Zapraszamy do galerii zdjęć, która powinna zachęcić Państwa do odwiedzenia wystawy: wiadomosci.rii.pl
Nieoczekiwanie z panią Karoliną Gumienną niżej podpisanego łączą paralele: pora urodzenia, Państwo Środka oraz szkoła muzyczna (swego czasu ognisko prowadzone przez Jana Dymarskiego i Irenę Czechowicz przy Śląskiej 3).
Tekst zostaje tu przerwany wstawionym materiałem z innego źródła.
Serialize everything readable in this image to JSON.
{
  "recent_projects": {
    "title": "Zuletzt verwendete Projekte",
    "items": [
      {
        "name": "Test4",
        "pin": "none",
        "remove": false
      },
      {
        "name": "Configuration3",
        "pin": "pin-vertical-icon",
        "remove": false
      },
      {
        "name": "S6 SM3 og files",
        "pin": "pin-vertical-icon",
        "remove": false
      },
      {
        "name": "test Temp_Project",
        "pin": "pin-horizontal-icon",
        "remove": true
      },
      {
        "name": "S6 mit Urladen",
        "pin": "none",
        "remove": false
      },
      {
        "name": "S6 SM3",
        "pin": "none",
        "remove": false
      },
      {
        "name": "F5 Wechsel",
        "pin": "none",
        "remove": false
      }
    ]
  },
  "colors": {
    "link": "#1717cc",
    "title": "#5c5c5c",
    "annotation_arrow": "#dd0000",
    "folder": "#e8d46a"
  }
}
Rozdziela zaś niedwuznaczny pogląd na estetykę plakatów, która we współczesnym komputerowym wydaniu zdaje się być nie tylko graficznym komunałem, ale utrapieniem nie potrafiącego się pogodzić z „proponowanymi kierunkami” obywatela.
W roku 1950 na kinematografie przy Wojska Polskiego zawisła wiecha. Trzy seanse dziennie z wojenną produkcją radziecką, plus poranki w niedzielę z dziecięcą widownią były regułą. Tanie bilety, skrzypiące siedziska, kroniki filmowe i wszelkie celuloidowe gatunki - neorealizm włoski, angielskie komedie, francuskie filmy historyczne, obyczajowe, psychologiczne i biograficzne cieszyły się ogromnym zainteresowaniem. Hollywoodzkie westerny i kryminały zdarzały się później, po roku 1956.
Mówimy o plakacie artystycznym. Po lewej stronie w gablocie „Iny” na trzy dni zawieszano afisz z aktualnym obrazem. Po prawej poster zapowiadał następny film. Jako małolat godzinami się gapiąc studiowałem zwiastuny podlane bardzo ciekawą grafiką. Na wyrywki znałem aktorów, scenarzystów i reżyserów rodzimych i światowych. Wyrostków o podobnych zaciekawieniach było wielu. Po wyjściu z kina raz jeszcze wdrapywałem się na schody, żeby skonfrontować doznania z indoktrynacją.
Zapewniam, plakat za pamiętnego reżimu zastanawiał. W prasie donoszono o polskiej szkole, zagranicznych awansach i uznaniu obcych. Czy „to” dziś boli?
Poza tym szczerze życzę Pani artystycznego fartu i skrótów na wyboistej drodze kariery.